Os crentes são considerados sacerdotes outra vez em
Apocalipse 1.6; 5.10 e 20.6. Além disso, o Apocalipse retrata a moradia futura
dos cristãos como sendo a Cidade Santa, a Nova Jerusalém (Apocalipse 21.2,10;
22.19). O aspecto mais importante de Jerusalém era que continha o Templo, o ponto
central de encontro entre Deus e o homem. Na Nova Jerusalém, porém, não há
templo, “porque o seu santuário é o Senhor, o Deus Todo-poderoso e o Cordeiro” (Apocalipse
21.22). Estes quadros apresentam, ao mesmo tempo, uma continuidade com as
instituições estabelecidas de Israel e um rompimento radical com o Israel
histórico. Alguns argumentam que conceber a igreja em tais termos institucionais
representa uma institucionalização do caráter dinâmico e carismático da
comunidade cristã primitiva. Ao fazer assim, a igreja se resguardava contra o
tipo de excessos que ocorriam na igreja de Corinto. O emprego destas figuras, no
entanto, tem uma função mais importante. De um lado, a aplicação delas à igreja
significa que agora estão obsoletas as instituições históricas em Israel. Do
outro lado, o emprego dos conceitos de sacerdote, templo e cidade santa desta
maneira dinâmica e espiritual oferece à igreja sofredora, perseguida, uma
perspectiva que a capacita a ver a sua situação e o seu papel em termos dos
propósitos de Deus.
A busca da santidade começa com uma vida intensa de oração.
A ideia de viver uma vida santa em um mundo conturbado e injusto pode parecer uma
utopia. Porém, ao adotar a santidade como estilo de vida, devemos ter em mente
que isso não será possível se deixarmos as coisas acontecerem naturalmente.

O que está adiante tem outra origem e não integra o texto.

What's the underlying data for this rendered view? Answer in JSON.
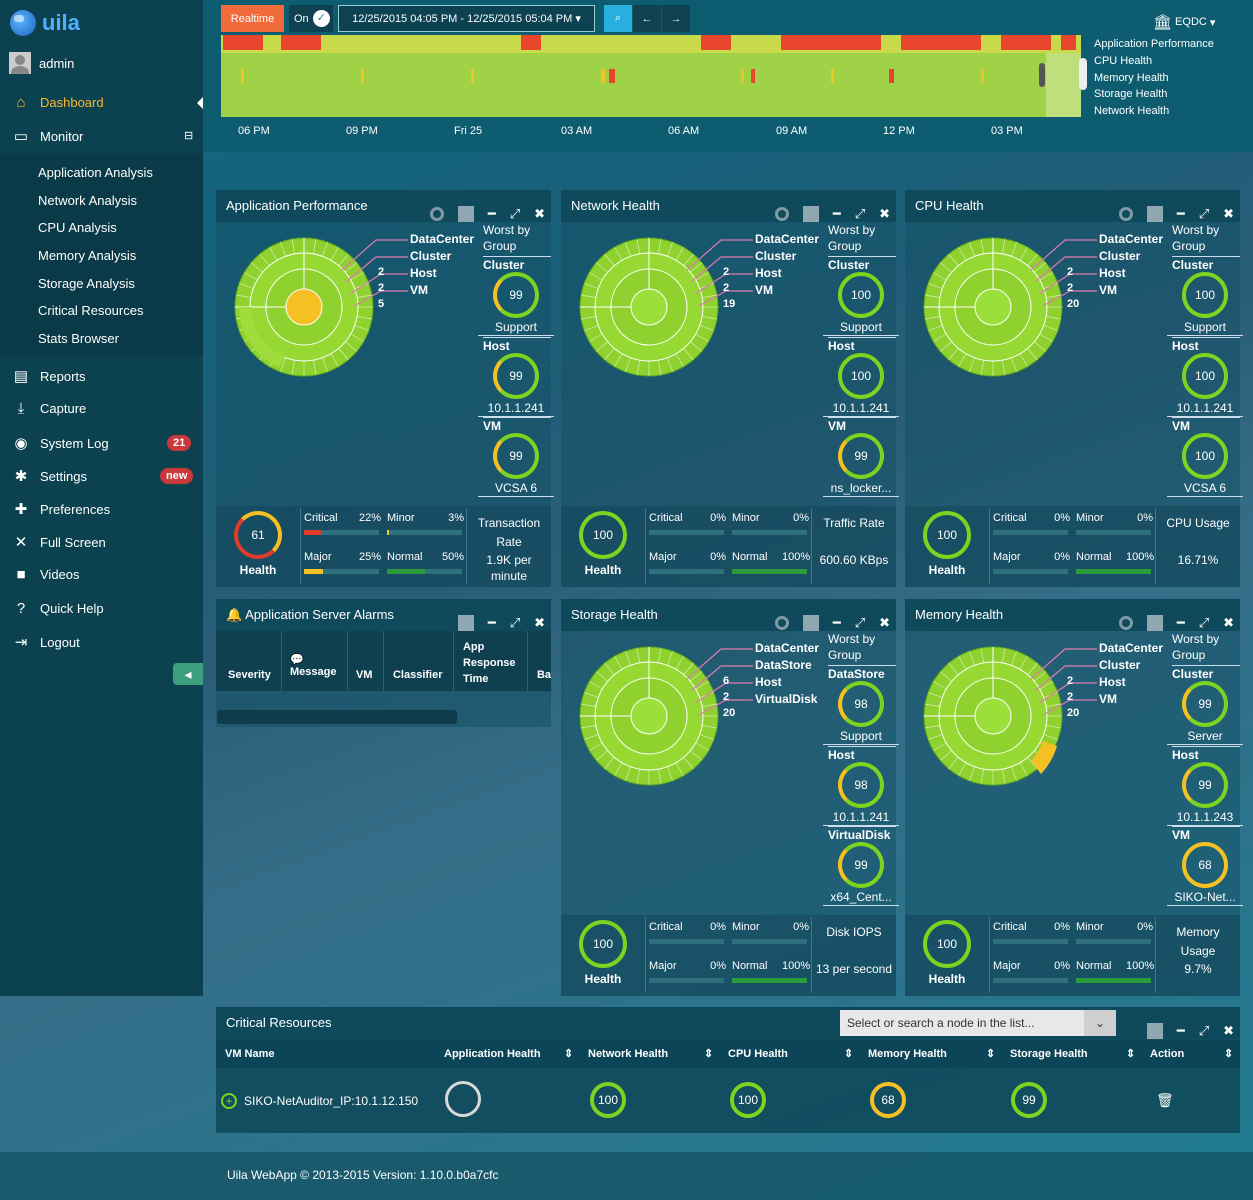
{
  "brand": {
    "name": "uila"
  },
  "user": {
    "name": "admin"
  },
  "nav": {
    "dashboard": "Dashboard",
    "monitor": "Monitor",
    "sub": [
      "Application Analysis",
      "Network Analysis",
      "CPU Analysis",
      "Memory Analysis",
      "Storage Analysis",
      "Critical Resources",
      "Stats Browser"
    ],
    "reports": "Reports",
    "capture": "Capture",
    "syslog": "System Log",
    "syslog_badge": "21",
    "settings": "Settings",
    "settings_badge": "new",
    "preferences": "Preferences",
    "fullscreen": "Full Screen",
    "videos": "Videos",
    "help": "Quick Help",
    "logout": "Logout"
  },
  "toolbar": {
    "realtime": "Realtime",
    "toggle": "On",
    "range": "12/25/2015 04:05 PM - 12/25/2015 05:04 PM",
    "dc": "EQDC"
  },
  "legend": [
    "Application Performance",
    "CPU Health",
    "Memory Health",
    "Storage Health",
    "Network Health"
  ],
  "ticks": [
    "06 PM",
    "09 PM",
    "Fri 25",
    "03 AM",
    "06 AM",
    "09 AM",
    "12 PM",
    "03 PM"
  ],
  "panels": {
    "app": {
      "title": "Application Performance",
      "levels": [
        "DataCenter",
        "Cluster",
        "Host",
        "VM"
      ],
      "nums": [
        "2",
        "2",
        "5"
      ],
      "worst_title": "Worst by Group",
      "w": [
        {
          "grp": "Cluster",
          "val": "99",
          "name": "Support"
        },
        {
          "grp": "Host",
          "val": "99",
          "name": "10.1.1.241"
        },
        {
          "grp": "VM",
          "val": "99",
          "name": "VCSA 6"
        }
      ],
      "health": "61",
      "health_label": "Health",
      "critical": "Critical",
      "critical_pct": "22%",
      "minor": "Minor",
      "minor_pct": "3%",
      "major": "Major",
      "major_pct": "25%",
      "normal": "Normal",
      "normal_pct": "50%",
      "metric_label": "Transaction Rate",
      "metric_val": "1.9K per minute"
    },
    "net": {
      "title": "Network Health",
      "levels": [
        "DataCenter",
        "Cluster",
        "Host",
        "VM"
      ],
      "nums": [
        "2",
        "2",
        "19"
      ],
      "worst_title": "Worst by Group",
      "w": [
        {
          "grp": "Cluster",
          "val": "100",
          "name": "Support"
        },
        {
          "grp": "Host",
          "val": "100",
          "name": "10.1.1.241"
        },
        {
          "grp": "VM",
          "val": "99",
          "name": "ns_locker..."
        }
      ],
      "health": "100",
      "health_label": "Health",
      "critical": "Critical",
      "critical_pct": "0%",
      "minor": "Minor",
      "minor_pct": "0%",
      "major": "Major",
      "major_pct": "0%",
      "normal": "Normal",
      "normal_pct": "100%",
      "metric_label": "Traffic Rate",
      "metric_val": "600.60 KBps"
    },
    "cpu": {
      "title": "CPU Health",
      "levels": [
        "DataCenter",
        "Cluster",
        "Host",
        "VM"
      ],
      "nums": [
        "2",
        "2",
        "20"
      ],
      "worst_title": "Worst by Group",
      "w": [
        {
          "grp": "Cluster",
          "val": "100",
          "name": "Support"
        },
        {
          "grp": "Host",
          "val": "100",
          "name": "10.1.1.241"
        },
        {
          "grp": "VM",
          "val": "100",
          "name": "VCSA 6"
        }
      ],
      "health": "100",
      "health_label": "Health",
      "critical": "Critical",
      "critical_pct": "0%",
      "minor": "Minor",
      "minor_pct": "0%",
      "major": "Major",
      "major_pct": "0%",
      "normal": "Normal",
      "normal_pct": "100%",
      "metric_label": "CPU Usage",
      "metric_val": "16.71%"
    },
    "storage": {
      "title": "Storage Health",
      "levels": [
        "DataCenter",
        "DataStore",
        "Host",
        "VirtualDisk"
      ],
      "nums": [
        "6",
        "2",
        "20"
      ],
      "worst_title": "Worst by Group",
      "w": [
        {
          "grp": "DataStore",
          "val": "98",
          "name": "Support"
        },
        {
          "grp": "Host",
          "val": "98",
          "name": "10.1.1.241"
        },
        {
          "grp": "VirtualDisk",
          "val": "99",
          "name": "x64_Cent..."
        }
      ],
      "health": "100",
      "health_label": "Health",
      "critical": "Critical",
      "critical_pct": "0%",
      "minor": "Minor",
      "minor_pct": "0%",
      "major": "Major",
      "major_pct": "0%",
      "normal": "Normal",
      "normal_pct": "100%",
      "metric_label": "Disk IOPS",
      "metric_val": "13 per second"
    },
    "mem": {
      "title": "Memory Health",
      "levels": [
        "DataCenter",
        "Cluster",
        "Host",
        "VM"
      ],
      "nums": [
        "2",
        "2",
        "20"
      ],
      "worst_title": "Worst by Group",
      "w": [
        {
          "grp": "Cluster",
          "val": "99",
          "name": "Server"
        },
        {
          "grp": "Host",
          "val": "99",
          "name": "10.1.1.243"
        },
        {
          "grp": "VM",
          "val": "68",
          "name": "SIKO-Net..."
        }
      ],
      "health": "100",
      "health_label": "Health",
      "critical": "Critical",
      "critical_pct": "0%",
      "minor": "Minor",
      "minor_pct": "0%",
      "major": "Major",
      "major_pct": "0%",
      "normal": "Normal",
      "normal_pct": "100%",
      "metric_label": "Memory Usage",
      "metric_val": "9.7%"
    }
  },
  "alarms": {
    "title": "Application Server Alarms",
    "cols": [
      "Severity",
      "Message",
      "VM",
      "Classifier",
      "App Response Time",
      "Ba"
    ]
  },
  "critical": {
    "title": "Critical Resources",
    "placeholder": "Select or search a node in the list...",
    "cols": [
      "VM Name",
      "Application Health",
      "Network Health",
      "CPU Health",
      "Memory Health",
      "Storage Health",
      "Action"
    ],
    "row": {
      "name": "SIKO-NetAuditor_IP:10.1.12.150",
      "net": "100",
      "cpu": "100",
      "mem": "68",
      "sto": "99"
    }
  },
  "footer": "Uila WebApp © 2013-2015 Version: 1.10.0.b0a7cfc",
  "colors": {
    "green": "#7dd320",
    "yellow": "#f5c023",
    "red": "#e03a2a",
    "accent": "#f06a3a"
  }
}
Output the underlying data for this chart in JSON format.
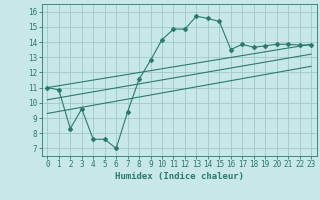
{
  "xlabel": "Humidex (Indice chaleur)",
  "bg_color": "#c8e8e8",
  "grid_color": "#a0c8c8",
  "line_color": "#2a7a6a",
  "xlim": [
    -0.5,
    23.5
  ],
  "ylim": [
    6.5,
    16.5
  ],
  "xticks": [
    0,
    1,
    2,
    3,
    4,
    5,
    6,
    7,
    8,
    9,
    10,
    11,
    12,
    13,
    14,
    15,
    16,
    17,
    18,
    19,
    20,
    21,
    22,
    23
  ],
  "yticks": [
    7,
    8,
    9,
    10,
    11,
    12,
    13,
    14,
    15,
    16
  ],
  "curve1_x": [
    0,
    1,
    2,
    3,
    4,
    5,
    6,
    7,
    8,
    9,
    10,
    11,
    12,
    13,
    14,
    15,
    16,
    17,
    18,
    19,
    20,
    21,
    22,
    23
  ],
  "curve1_y": [
    11.0,
    10.85,
    8.3,
    9.6,
    7.6,
    7.6,
    7.0,
    9.4,
    11.55,
    12.8,
    14.15,
    14.85,
    14.85,
    15.7,
    15.55,
    15.35,
    13.5,
    13.85,
    13.65,
    13.75,
    13.85,
    13.85,
    13.8,
    13.8
  ],
  "line2_x": [
    0,
    23
  ],
  "line2_y": [
    11.0,
    13.85
  ],
  "line3_x": [
    0,
    23
  ],
  "line3_y": [
    10.2,
    13.2
  ],
  "line4_x": [
    0,
    23
  ],
  "line4_y": [
    9.3,
    12.4
  ]
}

Para buscar a santidade, é preciso querer ter uma vida irrepreensível diante de
Deus. Há um preço a ser pago – a saber, o preço da renúncia. A santidade só é
possível para aqueles que têm o Senhor Deus habitando em seu coração e para
isso é necessário ter uma experiência pessoal com o Senhor Jesus Cristo. Se
adotarmos a santidade como estilo de vida, estaremos em consonância com a
vontade de Deus. “Porque esta é vontade de Deus, a vossa santificação” (1 Tessalonicenses
4.3). Como dizia Clemente de Roma, “por sermos, portanto, uma porção santa,
tudo devemos fazer de acordo com a santidade”.